You should take some time to learn from your mistakes instead of just continuing to write the same shitty tests as usual!!!

Every time I arrive at a new team I spend weeks just trying to understand the test suites for what should be fairly SIMPLE applications!

UNIT TESTS SHOULD TEST UNITS OF CODE!
If your unit test tests seem to be repetitive, they are not unit tests. Repetition is expected in integration tests, but that is why those are usually DATA DRIVEN tests!!!

Comments
  • 0
    my experience has been that "unit" tests are often not worth testing/keep maintaining for since you rarely get these units wrong. It's when these units are put together when things screw up.
  • 0
    A better alternative is to not do TDD unless you have someone dedicated to writing tests.
  • 0
    Good rant OP. I'm too tired to engage properly but agree.

    Pairing and mobbing helps
  • 0
    @aviophille make time as it will save it if you're doing it right
  • 0
    @jestdotty yeah that's my experience with it as well. But once it's done, it's rare that such units need changing.

    Whereas the integrations is where we make most changes around and actually would benefit from having tests that are maintained (whether it can be done well is a different story)
  • 1
    y'all write unit tests?? ughh what a waste of time.
  • 0
    I don't understand the hate on testing and tdd here.

    I've been using it for years and it's absolutely, hands down, bar none, the best way to develop in my experience.
  • 0
    @lungdart It’s twice the work. That may work in large teams, but when you’ve only got one or two devs, it’s hard to justify the lost time.
  • 0
    @cuddlyogre hard disagree. TDD had always saved me time, and saved my team time.

    It's 1.5x the code, 25% of the debugging, and 10% effort to maintain and refactor. So much time is saved.

    I've been on large and small teams. Jr, sr, devops, architect, backend, embedded, and network automation. I've never been slowed down by testing.
  • 0
    @lungdart And if you don't have a team and have paying work waiting to be done?

    How do you justify to clients and managers a wholly optional expenditure of time that has no immediate benefit?
  • 0
    @cuddlyogre because it does have an immediate benefit. Look at my comment above.
  • 0
    @lungdart I see no benefit to spending almost double the amount of time doing something purely optional when clients are waiting and problems need to be solved. Depending on the project, that easily delays delivery by weeks. In a competitive market like this one, how can anyone get away with that?

    If you have a dedicated guy that writes tests, then go for it. When you're one/two guys barely keeping up, forget about it.
  • 0
    @jestdotty I'll need you to define testing then, because the idea of just pushing code without making sure it works sounds horrifying to me.

    I don't use rspec but I do test the code with the console as thoroughly as I can fathom at the time. I'll even add comments before the function describing implementation details and other usage notes. Everything is right there. There's not a second shadow application that also needs to be maintained.
  • 0
    I see a lot of senior/lead stuff in rants lately. Seems that either is a meaningless title or assumptions are made on it.
    This rant would have been the same if it was just '"developers" imo.
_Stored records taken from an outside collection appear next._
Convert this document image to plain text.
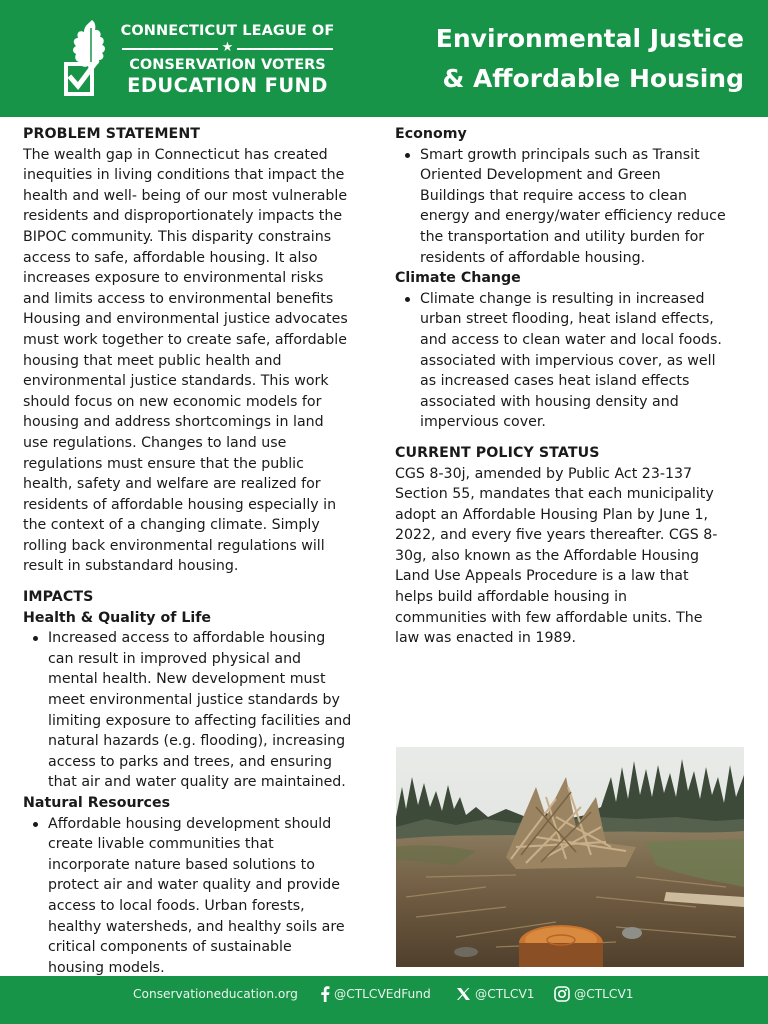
CONNECTICUT LEAGUE OF
★
CONSERVATION VOTERS
EDUCATION FUND
Environmental Justice
& Affordable Housing
PROBLEM STATEMENT
The wealth gap in Connecticut has created
inequities in living conditions that impact the
health and well- being of our most vulnerable
residents and disproportionately impacts the
BIPOC community. This disparity constrains
access to safe, affordable housing. It also
increases exposure to environmental risks
and limits access to environmental benefits
Housing and environmental justice advocates
must work together to create safe, affordable
housing that meet public health and
environmental justice standards. This work
should focus on new economic models for
housing and address shortcomings in land
use regulations. Changes to land use
regulations must ensure that the public
health, safety and welfare are realized for
residents of affordable housing especially in
the context of a changing climate. Simply
rolling back environmental regulations will
result in substandard housing.
IMPACTS
Health & Quality of Life
Increased access to affordable housing
can result in improved physical and
mental health. New development must
meet environmental justice standards by
limiting exposure to affecting facilities and
natural hazards (e.g. flooding), increasing
access to parks and trees, and ensuring
that air and water quality are maintained.
Natural Resources
Affordable housing development should
create livable communities that
incorporate nature based solutions to
protect air and water quality and provide
access to local foods. Urban forests,
healthy watersheds, and healthy soils are
critical components of sustainable
housing models.
Economy
Smart growth principals such as Transit
Oriented Development and Green
Buildings that require access to clean
energy and energy/water efficiency reduce
the transportation and utility burden for
residents of affordable housing.
Climate Change
Climate change is resulting in increased
urban street flooding, heat island effects,
and access to clean water and local foods.
associated with impervious cover, as well
as increased cases heat island effects
associated with housing density and
impervious cover.
CURRENT POLICY STATUS
CGS 8-30j, amended by Public Act 23-137
Section 55, mandates that each municipality
adopt an Affordable Housing Plan by June 1,
2022, and every five years thereafter. CGS 8-
30g, also known as the Affordable Housing
Land Use Appeals Procedure is a law that
helps build affordable housing in
communities with few affordable units. The
law was enacted in 1989.
Conservationeducation.org	@CTLCVEdFund	@CTLCV1	@CTLCV1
    Anyway I almost always do table driven tests. Still that often does end up with a lot of repetition. For a lot of tests it's the same data with a slight variation. This is fine and explicit. Of course when there are swats of data creating a fixture that is slightly altered reduces meaningless duplication that detracts from readability.
    Don't see how e2e and integration tests are different in that regard.

    I usually follow the guideline: if the tests don't enlighten how the subject is supposed to be used you are doing it wrong. So always start with the happy flow(s) and then the most common mistakes/failures. Test input/output should be close to or documenting real world values.
    If you need to test for weird random data cases, write a separate test that does fuzzing. That's what it is for.